Namaz Yaradanımıza saygı ve bağlılığımızın bir göstergesi olup, günün
beş vaktinde maddi ve şahsî çıkarlarımızdan birkaç dakikalığına
vazgeçmemizi gerektirir. Öğle namazı, her hafta cuma günü aynı vakitte,
mutlaka cemaatle kılınan bir namaza dönüşür. Cuma namazı olarak kılınan
bu namazın farzından önce bir hutbe okunur. İslâm, kutlanması gereken iki
bayram belirlemiştir. Biri oruç ayı sonunda ramazan bayramı, diğeri de hac
mevsiminde kurban bayramıdır. Bu iki bayram beş vakit namaza ilâve olarak
özel birer namazla kutlanır. Bu namazlar, bir mümin için asgari dinî
görevlerdir; mümin, gönüllü olarak daha fazla sevap kazanmak için sünnet
ve nâfile namazlar da kılabilir. Önemli olan, insanın kendisi için ayırdığı
zamanların dışında, yirmi dört saat içinde yaklaşık toplam yirmi dört
dakikayı da Allah’ın huzurunda harcamasıdır. Fakat insan her zaman; mutlu
günlerinde de, mutsuz anlarında da, çalışırken de, yatarken de, başka işlere
başlarken de Allah’ı anmak ve düşünmek zorundadır.
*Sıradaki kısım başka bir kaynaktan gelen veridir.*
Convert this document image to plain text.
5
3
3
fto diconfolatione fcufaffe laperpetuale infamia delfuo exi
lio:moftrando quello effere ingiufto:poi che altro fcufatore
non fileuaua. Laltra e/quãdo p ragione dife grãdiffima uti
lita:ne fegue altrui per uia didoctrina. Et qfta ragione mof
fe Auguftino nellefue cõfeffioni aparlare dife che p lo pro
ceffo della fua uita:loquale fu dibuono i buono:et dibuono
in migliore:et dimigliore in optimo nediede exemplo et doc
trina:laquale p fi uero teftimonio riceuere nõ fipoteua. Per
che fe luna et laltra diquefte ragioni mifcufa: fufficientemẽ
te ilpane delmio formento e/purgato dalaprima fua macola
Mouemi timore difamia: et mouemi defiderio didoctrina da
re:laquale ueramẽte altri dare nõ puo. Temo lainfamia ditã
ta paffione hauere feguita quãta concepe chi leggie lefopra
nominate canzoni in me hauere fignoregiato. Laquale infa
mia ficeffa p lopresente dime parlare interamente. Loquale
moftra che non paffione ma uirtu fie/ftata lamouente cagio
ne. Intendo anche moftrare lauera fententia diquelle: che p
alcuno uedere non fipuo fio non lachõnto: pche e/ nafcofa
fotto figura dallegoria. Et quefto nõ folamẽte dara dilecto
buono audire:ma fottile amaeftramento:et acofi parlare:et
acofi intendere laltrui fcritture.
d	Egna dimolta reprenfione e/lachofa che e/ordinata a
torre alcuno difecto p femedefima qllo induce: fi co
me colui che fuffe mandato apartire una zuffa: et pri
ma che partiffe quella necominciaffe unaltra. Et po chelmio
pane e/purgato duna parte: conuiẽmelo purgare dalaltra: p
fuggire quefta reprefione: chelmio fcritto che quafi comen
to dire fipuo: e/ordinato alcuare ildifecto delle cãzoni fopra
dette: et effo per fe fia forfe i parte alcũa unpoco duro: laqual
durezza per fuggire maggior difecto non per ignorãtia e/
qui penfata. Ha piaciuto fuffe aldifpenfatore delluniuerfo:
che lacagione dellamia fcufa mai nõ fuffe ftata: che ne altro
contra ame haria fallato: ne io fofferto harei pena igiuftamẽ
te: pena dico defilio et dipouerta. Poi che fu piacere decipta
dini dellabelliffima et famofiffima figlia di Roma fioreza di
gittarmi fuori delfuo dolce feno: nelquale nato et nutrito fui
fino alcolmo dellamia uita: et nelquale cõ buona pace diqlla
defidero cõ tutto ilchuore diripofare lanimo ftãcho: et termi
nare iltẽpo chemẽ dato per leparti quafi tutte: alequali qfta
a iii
Kur’ân bize bu konuda şöyle seslenir:

“Akıl sahipleri ayakta iken, otururken, yanları üzere yatarken
Allah’ı zikrederler. Göklerin ve yerin yaratılışını düşünürler ve şöyle derler:
Rabbimiz! Sen bunu boş yere yaratmadın” (Âl-i İmrân 3/190-191);

“Namazıbitirince de ayakta, otururken ve yanınız üzerinde yatarken (daima) Allah’ı
anın” (en-Nisâ, 4/103).

Mümin bir kişi, namazını hiçbir zaman terk etmez ve namazlarını
belirlenen vakitlerinde kılar. Darlık zamanlarında ruhsatlar ve kolaylıklar
vardır; kişi mazereti sebebiyle meselâ hasta olduğu için namazı ayakta
kılamıyorsa oturarak kılabilir, oturarak da kılamıyorsa îmâ (işaret) ile kılar.
Önemli olan, maddi veya dünyevi meşguliyetlerinin ortasında manevi
görevini unutmamaktır.

İnsanlık hali, unutursa veya uykudan uyanamazsa
veya buna benzer geçerli bir mazereti bulunursa mazeretinin bittiği anda
manevi görevi olan namazını kazâ olarak îfâ eder. Hz. Peygamber savaşta da
ashabına nöbetleşe korku namazını kıldırmış ( en-Nisâ 4/102-103) ve
Hendek savaşı sırasında, düşman saldırısı bütün gün namaz kılmak için fırsat
vermediği için namazlarını daha sonra kılmıştır.

Darlık ve kesin zaruret  zamanlarında ruhsatlar ve kolaylıklar devreye gireceğinden,
aklı eren kimse için namazı terk etmenin hiçbir mazereti yoktur.